Sims dominated the opening 14 minutes of the contest. When the score was tied at 20 with 6:08 remaining in the opening frame, the junior had converted eight of his 11 field goal attempts, accounting 16 of the Wolverines’ points – a full 80 percent of the team’s offensive output. Prior to Sims’s eighth bucket, his teammates’ shooting was ice-cold. The rest of Michigan’s roster went a combined 2-for-11 during Sims’s rapid start. After the Wolverines reached 20 points, the remainder of the squad went 6-for-9 from the field as Michigan pulled away for a 37-29 lead heading into the intermission.

“I knew I had to establish myself,” Sims said. “I knew (the Bulldogs) thought they had an advantage with their quickness and we had an advantage with our height. I wanted to establish that.”

Sims was also active on the glass, recording four put-back buckets in the period. When the halftime buzzer sounded, the Boston native had collected 18 points on 75 percent shooting to go along with five rebounds in just 15 minutes.

“We really had the emphasis about getting the ball inside, and certainly (Sims) is our best interior scorer,” Michigan coach Tommy Amaker said. “He was the recipient of some good passes by our players.”

The 6-foot-11, 245-pound Sims was visibly fatigued late in the first half – no doubt due in large part to his extensive involvement on both ends of the floor – and failed to duplicate his early feats in the second stanza. The Massachusetts native managed just three points, two rebounds and a block in 15 additional minutes after halftime.
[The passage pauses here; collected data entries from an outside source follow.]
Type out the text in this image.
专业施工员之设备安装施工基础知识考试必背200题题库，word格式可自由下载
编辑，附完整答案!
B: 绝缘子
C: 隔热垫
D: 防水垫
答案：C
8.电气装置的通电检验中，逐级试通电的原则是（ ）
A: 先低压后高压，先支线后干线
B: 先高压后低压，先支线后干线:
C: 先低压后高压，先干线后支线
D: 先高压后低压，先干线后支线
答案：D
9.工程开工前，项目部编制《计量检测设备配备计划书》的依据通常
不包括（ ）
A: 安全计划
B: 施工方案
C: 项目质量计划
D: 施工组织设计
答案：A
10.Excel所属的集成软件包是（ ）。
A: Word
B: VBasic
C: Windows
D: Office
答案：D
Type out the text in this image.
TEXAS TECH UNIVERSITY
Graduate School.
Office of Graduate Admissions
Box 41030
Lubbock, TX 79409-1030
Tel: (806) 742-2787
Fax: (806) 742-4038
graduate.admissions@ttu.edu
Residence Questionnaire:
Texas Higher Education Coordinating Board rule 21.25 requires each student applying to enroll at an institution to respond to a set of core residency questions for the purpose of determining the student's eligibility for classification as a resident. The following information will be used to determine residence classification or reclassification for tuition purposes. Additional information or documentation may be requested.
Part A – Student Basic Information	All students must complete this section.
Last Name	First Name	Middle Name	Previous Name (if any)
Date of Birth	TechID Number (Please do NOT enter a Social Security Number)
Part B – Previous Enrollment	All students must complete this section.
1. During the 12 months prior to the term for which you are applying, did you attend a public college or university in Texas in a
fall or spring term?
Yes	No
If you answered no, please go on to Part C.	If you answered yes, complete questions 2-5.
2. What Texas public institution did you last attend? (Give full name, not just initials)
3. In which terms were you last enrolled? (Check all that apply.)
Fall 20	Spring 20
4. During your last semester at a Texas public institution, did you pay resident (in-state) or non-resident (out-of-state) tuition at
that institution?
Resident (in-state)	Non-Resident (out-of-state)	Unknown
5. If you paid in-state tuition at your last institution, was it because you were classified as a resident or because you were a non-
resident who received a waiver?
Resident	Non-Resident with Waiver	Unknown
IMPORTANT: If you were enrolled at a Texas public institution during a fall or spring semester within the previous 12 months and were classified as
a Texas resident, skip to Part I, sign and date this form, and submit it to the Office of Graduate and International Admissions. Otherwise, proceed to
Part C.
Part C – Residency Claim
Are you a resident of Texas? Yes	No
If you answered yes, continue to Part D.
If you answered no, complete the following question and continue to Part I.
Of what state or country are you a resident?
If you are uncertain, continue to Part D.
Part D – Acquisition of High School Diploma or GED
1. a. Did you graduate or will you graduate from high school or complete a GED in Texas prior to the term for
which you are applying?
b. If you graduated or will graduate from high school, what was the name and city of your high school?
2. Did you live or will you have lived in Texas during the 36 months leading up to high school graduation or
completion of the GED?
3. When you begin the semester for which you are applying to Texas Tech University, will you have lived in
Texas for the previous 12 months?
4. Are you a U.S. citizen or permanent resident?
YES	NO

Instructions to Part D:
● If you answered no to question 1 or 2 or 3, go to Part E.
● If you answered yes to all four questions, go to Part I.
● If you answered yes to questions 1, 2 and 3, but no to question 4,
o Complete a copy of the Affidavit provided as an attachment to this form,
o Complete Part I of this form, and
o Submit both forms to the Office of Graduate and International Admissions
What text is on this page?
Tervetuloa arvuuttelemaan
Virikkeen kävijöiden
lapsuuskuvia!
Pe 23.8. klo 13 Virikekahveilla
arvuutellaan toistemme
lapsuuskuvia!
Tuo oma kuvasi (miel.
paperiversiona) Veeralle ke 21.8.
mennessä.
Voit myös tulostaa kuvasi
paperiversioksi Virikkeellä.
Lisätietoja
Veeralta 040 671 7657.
But Sims had already made enough of a contribution to put Michigan in position to win the game.

“They drew more attention to me (in the second half), and I didn’t get as many touches,” Sims said. “The game was more hectic. If I got the rebound, (Horton) would be pushing it up and making the lay-up. It was just a different game in the second half. But I think that was due to me establishing myself in the first half.”

Sims faced double-teams throughout the final frame, freeing up Horton and wings Ron Coleman and Lester Abram for easier shots. The trio combined to score 36 of Michigan’s 41 points in the second half.

“I thought (Butler) adjusted in the second half and shrunk the floor and didn’t allow a lot of room in there,” Amaker said. “I was really pleased (Sims) didn’t force things and stayed within the team concept. He also played well on the defensive end, so I was really pleased with his growth and maturity, as well.”

Sims finished the afternoon shooting 10-for-14 from the field. His 10 makes from the floor set a new career high. After failing to average in double figures in either of his first two seasons in Ann Arbor, Sims currently sits second on the Wolverines’ scoring list, pouring in 15.3 points per game to go along with a team-high seven boards per contest.

Notes: The Wolverines pushed the all-time series record against Butler to 17-12, in favor of Michigan – Horton, who scored 28 points in the game, combined with Sims to mark the first time since Dec. 13, 2003 that the Wolverines have had two 20-point scorers in the same game. Abram and Bernard Robinson Jr. reached the milestone against Central Michigan – The announced attendance was 9,513, although there were noticeably fewer fans in attendance.